Glaucoma Lasers & Surgery
Glaucoma surgery
Surgical procedure to help to reduce eye pressure to prevent or reduce optic nerve demage.
Trabeculectomy/filtering surgery
This is a surgical procedure used in the treatment of glaucoma when the medication or laser surgeries do not lower pressure adequately. In this surgery a tiny drainage hole is made in the sclera (the white of the eye) to relieve intraocular pressure by removing part of the eye’s trabecular meshwork and adjacent structures. The new drainage hole allows fluid to flow out of the eye and helps lower eye pressure. This prevents or reduces damage to the optic nerve.
Laser Peripheral Iridotomy (LPI)
Treatment for narrow angles, narrow angle glaucoma, or acute angle closure glaucoma. When LPI is used in patients with narrow angles, it is considered to be a prophylactic procedure that prevents these patients from developing acute angle closure glaucoma, which they are at higher risk of developing. Acute angle closure glaucoma symptoms are sudden pain in the eye or around the eye with redness and blurred vision.

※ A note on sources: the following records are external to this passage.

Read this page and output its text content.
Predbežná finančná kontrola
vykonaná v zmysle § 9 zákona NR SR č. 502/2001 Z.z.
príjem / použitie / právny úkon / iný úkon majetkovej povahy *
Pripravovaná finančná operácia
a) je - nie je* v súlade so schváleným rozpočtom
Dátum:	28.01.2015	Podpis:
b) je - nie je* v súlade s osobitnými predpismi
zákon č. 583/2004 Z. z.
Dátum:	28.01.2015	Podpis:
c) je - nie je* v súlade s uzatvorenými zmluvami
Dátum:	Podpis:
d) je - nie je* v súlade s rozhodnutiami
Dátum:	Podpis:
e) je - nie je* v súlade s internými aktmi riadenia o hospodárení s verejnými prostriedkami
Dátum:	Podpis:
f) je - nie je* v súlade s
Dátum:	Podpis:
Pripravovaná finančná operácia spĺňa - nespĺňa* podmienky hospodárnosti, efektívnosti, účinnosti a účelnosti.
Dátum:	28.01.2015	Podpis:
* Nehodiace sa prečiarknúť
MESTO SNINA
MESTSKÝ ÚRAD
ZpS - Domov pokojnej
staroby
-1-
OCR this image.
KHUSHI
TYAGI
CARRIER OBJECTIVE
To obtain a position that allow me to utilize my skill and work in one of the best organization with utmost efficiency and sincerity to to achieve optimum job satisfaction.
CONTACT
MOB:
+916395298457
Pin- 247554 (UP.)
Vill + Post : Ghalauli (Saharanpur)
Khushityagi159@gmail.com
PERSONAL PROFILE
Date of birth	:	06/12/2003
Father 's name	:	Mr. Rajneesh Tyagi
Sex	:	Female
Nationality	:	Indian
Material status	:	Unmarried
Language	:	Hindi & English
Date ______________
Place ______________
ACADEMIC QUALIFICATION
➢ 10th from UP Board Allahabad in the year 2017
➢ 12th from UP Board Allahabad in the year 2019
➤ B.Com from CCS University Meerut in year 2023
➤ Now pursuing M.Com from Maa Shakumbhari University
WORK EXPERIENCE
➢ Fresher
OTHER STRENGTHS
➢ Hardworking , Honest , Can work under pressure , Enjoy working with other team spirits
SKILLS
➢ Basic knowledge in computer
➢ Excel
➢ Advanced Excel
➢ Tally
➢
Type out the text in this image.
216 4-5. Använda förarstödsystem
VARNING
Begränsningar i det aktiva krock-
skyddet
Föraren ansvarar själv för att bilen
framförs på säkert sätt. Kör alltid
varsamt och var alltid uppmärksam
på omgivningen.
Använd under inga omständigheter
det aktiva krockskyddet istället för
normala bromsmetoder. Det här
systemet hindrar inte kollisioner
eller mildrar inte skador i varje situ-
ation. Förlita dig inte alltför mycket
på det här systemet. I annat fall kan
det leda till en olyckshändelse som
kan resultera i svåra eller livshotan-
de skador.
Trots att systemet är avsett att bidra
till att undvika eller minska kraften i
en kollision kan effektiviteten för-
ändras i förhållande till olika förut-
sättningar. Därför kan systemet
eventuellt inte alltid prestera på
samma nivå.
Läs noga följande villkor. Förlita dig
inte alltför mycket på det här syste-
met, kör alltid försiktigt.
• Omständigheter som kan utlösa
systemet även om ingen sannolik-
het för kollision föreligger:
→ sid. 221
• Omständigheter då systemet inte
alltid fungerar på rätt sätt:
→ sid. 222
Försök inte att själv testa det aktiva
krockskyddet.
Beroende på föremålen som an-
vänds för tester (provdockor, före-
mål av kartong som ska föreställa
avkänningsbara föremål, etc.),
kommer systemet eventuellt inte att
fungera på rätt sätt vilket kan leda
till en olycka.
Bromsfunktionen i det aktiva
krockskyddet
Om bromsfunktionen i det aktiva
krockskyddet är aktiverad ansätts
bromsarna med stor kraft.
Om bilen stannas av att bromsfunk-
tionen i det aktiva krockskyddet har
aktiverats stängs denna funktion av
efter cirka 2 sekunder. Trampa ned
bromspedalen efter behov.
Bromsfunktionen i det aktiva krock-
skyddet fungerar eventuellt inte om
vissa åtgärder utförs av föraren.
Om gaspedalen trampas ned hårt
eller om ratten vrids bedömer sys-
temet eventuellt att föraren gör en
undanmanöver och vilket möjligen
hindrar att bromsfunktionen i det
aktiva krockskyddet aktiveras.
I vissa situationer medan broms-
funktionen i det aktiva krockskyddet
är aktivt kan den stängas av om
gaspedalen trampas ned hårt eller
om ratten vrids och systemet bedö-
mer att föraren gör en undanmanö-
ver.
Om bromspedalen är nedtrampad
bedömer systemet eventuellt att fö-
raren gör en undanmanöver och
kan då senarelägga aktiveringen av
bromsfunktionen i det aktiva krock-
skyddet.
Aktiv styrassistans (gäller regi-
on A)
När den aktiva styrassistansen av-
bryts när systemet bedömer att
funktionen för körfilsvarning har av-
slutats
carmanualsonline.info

Selective Laser Trabeculoplasty (SLT)
A type of laser surgery that uses a combination of frequencies allowing the laser to work at very low levels. It treats specific cells “selectively” and leaves untreated portions of the trabecular meshwork (the mesh-like drainage canals surrounding the iris) intact. For this reason, it is believed that SLT, unlike other types of laser surgery, may be safely repeated many times. SLT may also be an alternative for those who have been treated unsuccessfully with traditional laser surgery or with pressure lowering eye drops.